Saturday, July 20, 2013

Hotel Des Mille Collines and Lake Kivu

On a moto in Kigali (note the helmet)
Last weekend I went to Rwanda with a group of volunteers and we stayed in Kigali and Gisenyi. In Kigali, the capitol, we visited the genocide memorial/ museum and Hotel Des Mille Collines where the hotel manager, Paul Rusesabagina, managed to hide and save the lives of over 1,000 Tutsi during the Rwandan genocide. The memorial was very depressing and surreal, especially standing in the final resting place of over 200,000 of the victims. It is hard to fathom how something so horrific can happen during my lifetime, and I’m still struggling to come to terms with the reality of it. It was especially hard to read how brutally people were murdered and how people turned on their own family and friends. The absolute most unbearable part though was the section for children, where parents posted pictures of young children and babies along with a short bio including how they were murdered. How a human being can murder an innocent child, no matter how disturbed or distorted your viewpoint or “cause,” is beyond me. 
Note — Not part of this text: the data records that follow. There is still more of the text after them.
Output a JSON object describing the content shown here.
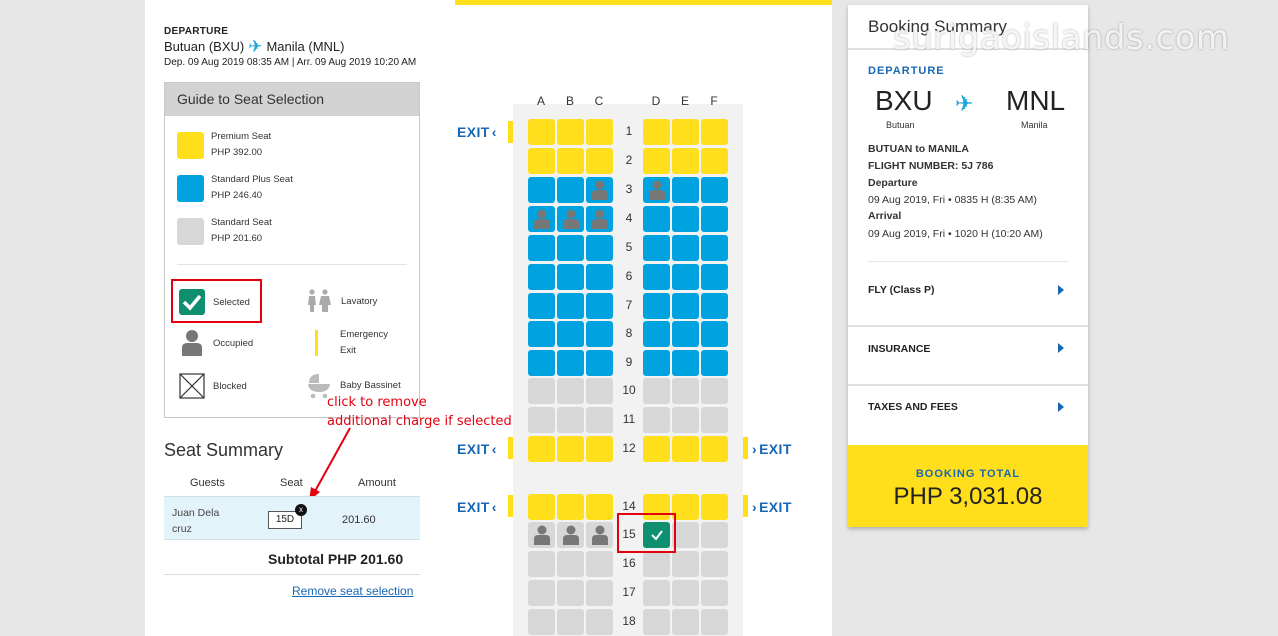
{
  "watermark": "surigaoislands.com",
  "departure": {
    "label": "DEPARTURE",
    "from": "Butuan (BXU)",
    "to": "Manila (MNL)",
    "times": "Dep. 09 Aug 2019 08:35 AM | Arr. 09 Aug 2019 10:20 AM"
  },
  "guide": {
    "title": "Guide to Seat Selection",
    "premium": {
      "name": "Premium Seat",
      "price": "PHP 392.00",
      "color": "#ffdf1b"
    },
    "plus": {
      "name": "Standard Plus Seat",
      "price": "PHP 246.40",
      "color": "#00a3e0"
    },
    "standard": {
      "name": "Standard Seat",
      "price": "PHP 201.60",
      "color": "#d7d7d7"
    },
    "selected": "Selected",
    "occupied": "Occupied",
    "blocked": "Blocked",
    "lavatory": "Lavatory",
    "emergency_line1": "Emergency",
    "emergency_line2": "Exit",
    "bassinet": "Baby Bassinet"
  },
  "annotation": {
    "line1": "click to remove",
    "line2": "additional charge if selected"
  },
  "seat_summary": {
    "title": "Seat Summary",
    "col_guests": "Guests",
    "col_seat": "Seat",
    "col_amount": "Amount",
    "guest_line1": "Juan Dela",
    "guest_line2": "cruz",
    "seat": "15D",
    "amount": "201.60",
    "subtotal": "Subtotal  PHP 201.60",
    "remove": "Remove seat selection"
  },
  "seat_map": {
    "columns": [
      "A",
      "B",
      "C",
      "D",
      "E",
      "F"
    ],
    "exit_label": "EXIT",
    "rows": [
      "1",
      "2",
      "3",
      "4",
      "5",
      "6",
      "7",
      "8",
      "9",
      "10",
      "11",
      "12",
      "14",
      "15",
      "16",
      "17",
      "18"
    ],
    "occupied": [
      "3C",
      "3D",
      "4A",
      "4B",
      "4C",
      "15A",
      "15B",
      "15C"
    ],
    "selected": "15D"
  },
  "booking": {
    "title": "Booking Summary",
    "dep_label": "DEPARTURE",
    "from_code": "BXU",
    "from_city": "Butuan",
    "to_code": "MNL",
    "to_city": "Manila",
    "route": "BUTUAN to MANILA",
    "flight": "FLIGHT NUMBER: 5J 786",
    "dep_title": "Departure",
    "dep_time": "09 Aug 2019, Fri • 0835 H (8:35 AM)",
    "arr_title": "Arrival",
    "arr_time": "09 Aug 2019, Fri • 1020 H (10:20 AM)",
    "fly": "FLY (Class P)",
    "insurance": "INSURANCE",
    "taxes": "TAXES AND FEES",
    "total_label": "BOOKING TOTAL",
    "total_value": "PHP 3,031.08"
  }
}
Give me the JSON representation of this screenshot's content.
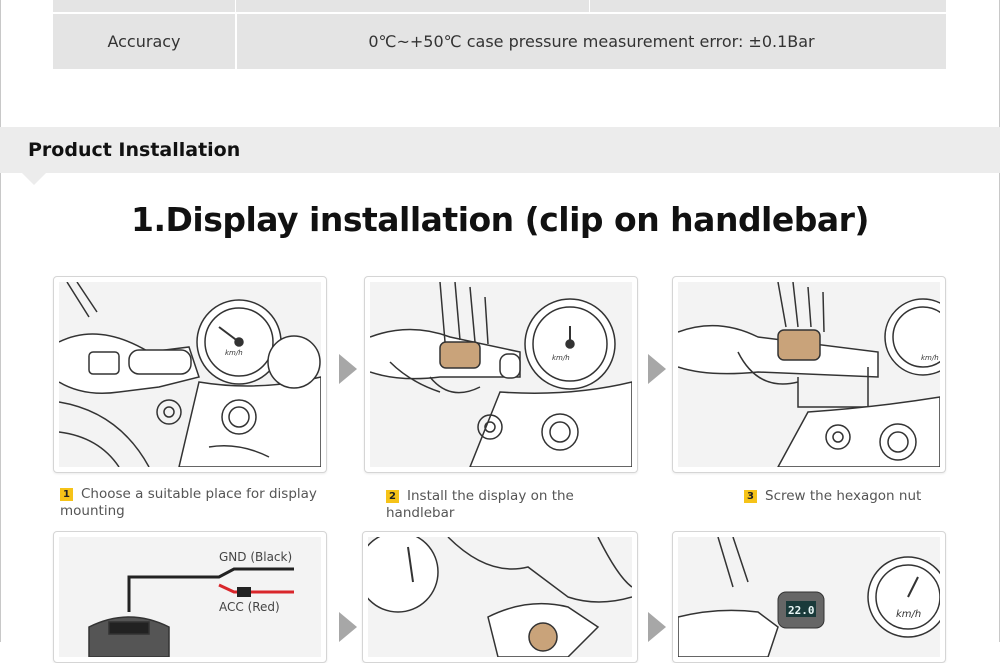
{
  "spec_table": {
    "rows": [
      {
        "label": "Accuracy",
        "value": "0℃~+50℃ case pressure measurement error: ±0.1Bar"
      }
    ]
  },
  "section": {
    "title": "Product Installation"
  },
  "installation": {
    "title": "1.Display installation (clip on handlebar)",
    "steps": [
      {
        "number": "1",
        "caption": "Choose a suitable place for display mounting"
      },
      {
        "number": "2",
        "caption": "Install the display on the handlebar"
      },
      {
        "number": "3",
        "caption": "Screw the hexagon nut"
      }
    ],
    "illustrations": {
      "speedo_unit": "km/h",
      "wire_gnd": "GND (Black)",
      "wire_acc": "ACC (Red)",
      "display_reading": "22.0"
    }
  },
  "colors": {
    "number_badge": "#f6c318",
    "header_band": "#ececec",
    "wire_red": "#d9262b"
  }
}
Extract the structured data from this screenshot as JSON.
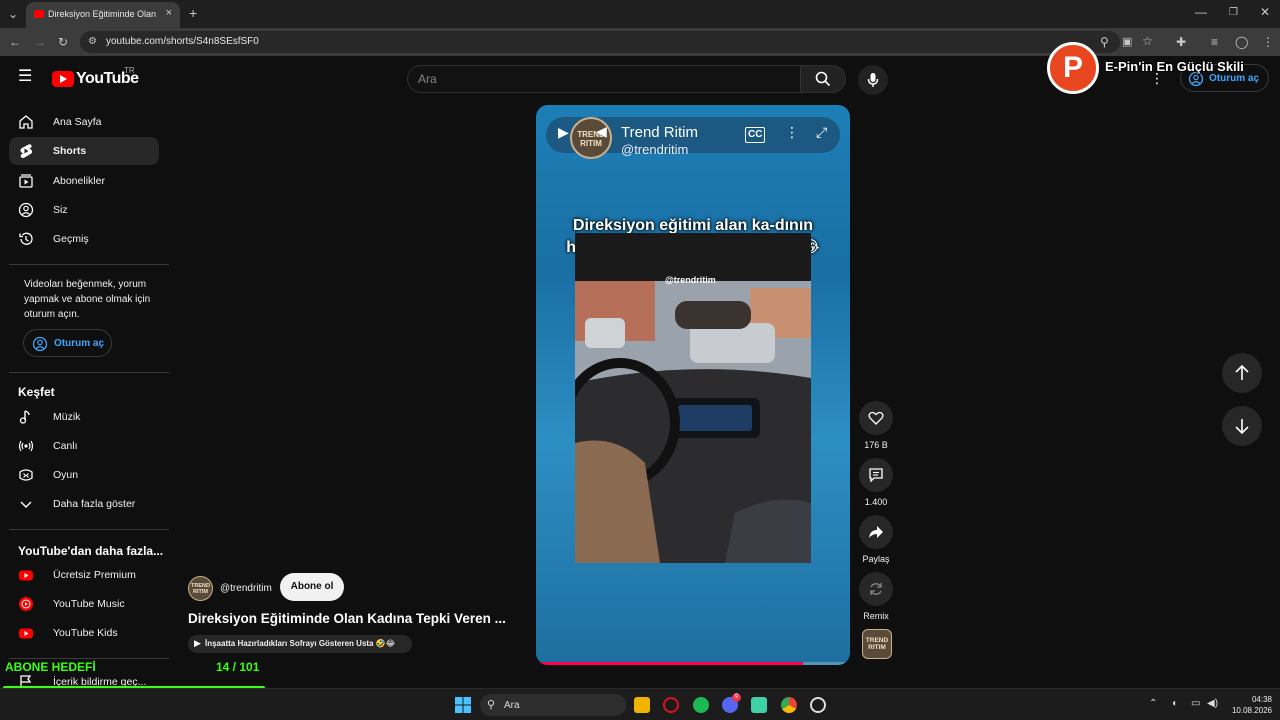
{
  "browser": {
    "tab_title": "Direksiyon Eğitiminde Olan Kadı",
    "tab_close": "×",
    "new_tab": "+",
    "url": "youtube.com/shorts/S4n8SEsfSF0"
  },
  "header": {
    "logo_text": "YouTube",
    "region": "TR",
    "search_placeholder": "Ara",
    "signin_label": "Oturum aç"
  },
  "sidebar": {
    "items": [
      {
        "label": "Ana Sayfa",
        "icon": "home-icon"
      },
      {
        "label": "Shorts",
        "icon": "shorts-icon",
        "active": true
      },
      {
        "label": "Abonelikler",
        "icon": "subscriptions-icon"
      },
      {
        "label": "Siz",
        "icon": "user-icon"
      },
      {
        "label": "Geçmiş",
        "icon": "history-icon"
      }
    ],
    "signin_message": "Videoları beğenmek, yorum yapmak ve abone olmak için oturum açın.",
    "signin_button": "Oturum aç",
    "explore_title": "Keşfet",
    "explore_items": [
      {
        "label": "Müzik",
        "icon": "music-icon"
      },
      {
        "label": "Canlı",
        "icon": "live-icon"
      },
      {
        "label": "Oyun",
        "icon": "gaming-icon"
      },
      {
        "label": "Daha fazla göster",
        "icon": "chevron-down-icon"
      }
    ],
    "more_title": "YouTube'dan daha fazla...",
    "more_items": [
      {
        "label": "Ücretsiz Premium",
        "icon": "youtube-premium-icon"
      },
      {
        "label": "YouTube Music",
        "icon": "youtube-music-icon"
      },
      {
        "label": "YouTube Kids",
        "icon": "youtube-kids-icon"
      },
      {
        "label": "İçerik bildirme geç...",
        "icon": "flag-icon"
      }
    ]
  },
  "video": {
    "channel_name": "Trend Ritim",
    "channel_handle": "@trendritim",
    "channel_avatar_text": "TREND RITIM",
    "caption": "Direksiyon eğitimi alan ka-dının hareketine tepki veren gençler 😂",
    "watermark": "@trendritim",
    "progress": 0.85,
    "title": "Direksiyon Eğitiminde Olan Kadına Tepki Veren ...",
    "subscribe_label": "Abone ol",
    "related_chip": "İnşaatta Hazırladıkları Sofrayı Gösteren Usta 🤣😂"
  },
  "actions": {
    "like_count": "176 B",
    "comment_count": "1.400",
    "share_label": "Paylaş",
    "remix_label": "Remix"
  },
  "overlay": {
    "goal_title": "ABONE HEDEFİ",
    "goal_count": "14 / 101",
    "goal_progress": 0.139,
    "brand_letter": "P",
    "brand_text": "E-Pin'in En Güçlü Skili"
  },
  "taskbar": {
    "search_label": "Ara",
    "time": "04:38",
    "date": "10.08.2026",
    "discord_badge": "9"
  },
  "colors": {
    "accent_red": "#ff0000",
    "link_blue": "#3ea6ff",
    "goal_green": "#39ff14",
    "brand_orange": "#e8461e"
  }
}
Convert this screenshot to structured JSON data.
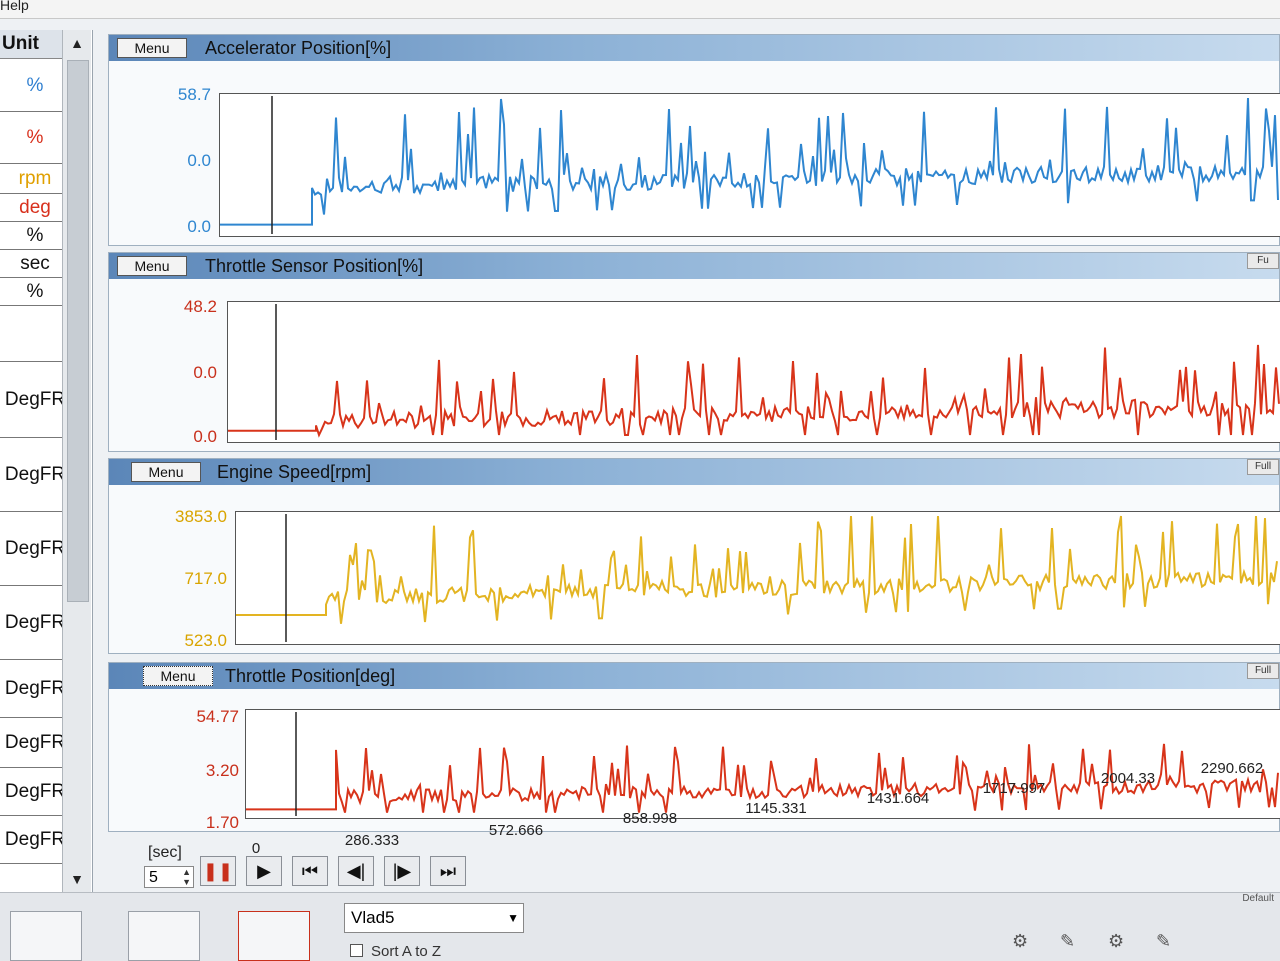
{
  "menubar": {
    "help": "Help"
  },
  "unit_list": {
    "header": "Unit",
    "items": [
      {
        "label": "%",
        "color": "#2f7fd0"
      },
      {
        "label": "%",
        "color": "#d8301c"
      },
      {
        "label": "rpm",
        "color": "#e0a000"
      },
      {
        "label": "deg",
        "color": "#d8301c"
      },
      {
        "label": "%",
        "color": "#111111"
      },
      {
        "label": "sec",
        "color": "#111111"
      },
      {
        "label": "%",
        "color": "#111111"
      },
      {
        "label": "",
        "color": "#111111"
      },
      {
        "label": "DegFR",
        "color": "#111111"
      },
      {
        "label": "DegFR",
        "color": "#111111"
      },
      {
        "label": "DegFR",
        "color": "#111111"
      },
      {
        "label": "DegFR",
        "color": "#111111"
      },
      {
        "label": "DegFR",
        "color": "#111111"
      },
      {
        "label": "DegFR",
        "color": "#111111"
      },
      {
        "label": "DegFR",
        "color": "#111111"
      },
      {
        "label": "DegFR",
        "color": "#111111"
      }
    ]
  },
  "panels": [
    {
      "menu_label": "Menu",
      "title": "Accelerator Position[%]",
      "color": "#2f86d0",
      "y_labels": [
        "58.7",
        "0.0",
        "0.0"
      ],
      "full_label": ""
    },
    {
      "menu_label": "Menu",
      "title": "Throttle Sensor Position[%]",
      "color": "#d8341a",
      "y_labels": [
        "48.2",
        "0.0",
        "0.0"
      ],
      "full_label": "Fu"
    },
    {
      "menu_label": "Menu",
      "title": "Engine Speed[rpm]",
      "color": "#e3b422",
      "y_labels": [
        "3853.0",
        "717.0",
        "523.0"
      ],
      "full_label": "Full"
    },
    {
      "menu_label": "Menu",
      "title": "Throttle Position[deg]",
      "color": "#d8341a",
      "y_labels": [
        "54.77",
        "3.20",
        "1.70"
      ],
      "full_label": "Full"
    }
  ],
  "x_axis": {
    "ticks": [
      "0",
      "286.333",
      "572.666",
      "858.998",
      "1145.331",
      "1431.664",
      "1717.997",
      "2004.33",
      "2290.662"
    ]
  },
  "controls": {
    "unit_label": "[sec]",
    "step_value": "5",
    "icons": [
      "pause-icon",
      "play-icon",
      "skip-to-start-icon",
      "step-back-icon",
      "step-forward-icon",
      "skip-to-end-icon"
    ]
  },
  "toolbar": {
    "profile_select": "Vlad5",
    "sort_label": "Sort A to Z",
    "default_label": "Default"
  }
}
On a happier note, we spent the next day in Gisenyi swimming and laying on the beach at Lake Kivu, which borders the Congo and is about the closest I’ll ever get to the country. Rwanda was surprisingly clean and much more developed then Uganda. For starters you are not allowed to bring any plastic bags into the country (they confiscated mine at the border). They also have trash cans on the streets and they appear to have done a fantastic job combating litter! Furthermore, the roads don’t have potholes, there are traffic lights, crosswalks, sidewalks, and you wear helmets on motos (motorcycle taxis)! It was almost like being in America! The people were very friendly and the country seemed to be quite in order. Also the locals I met spoke very highly of the president and say that he has done a good job at fighting corruption in the government. It is really amazing how developed they are, especially when seeing the contrast while crossing the border. I’m wondering if it has something to do with the fact that Rwanda was originally colonized by Germans versus the British that colonized Uganda.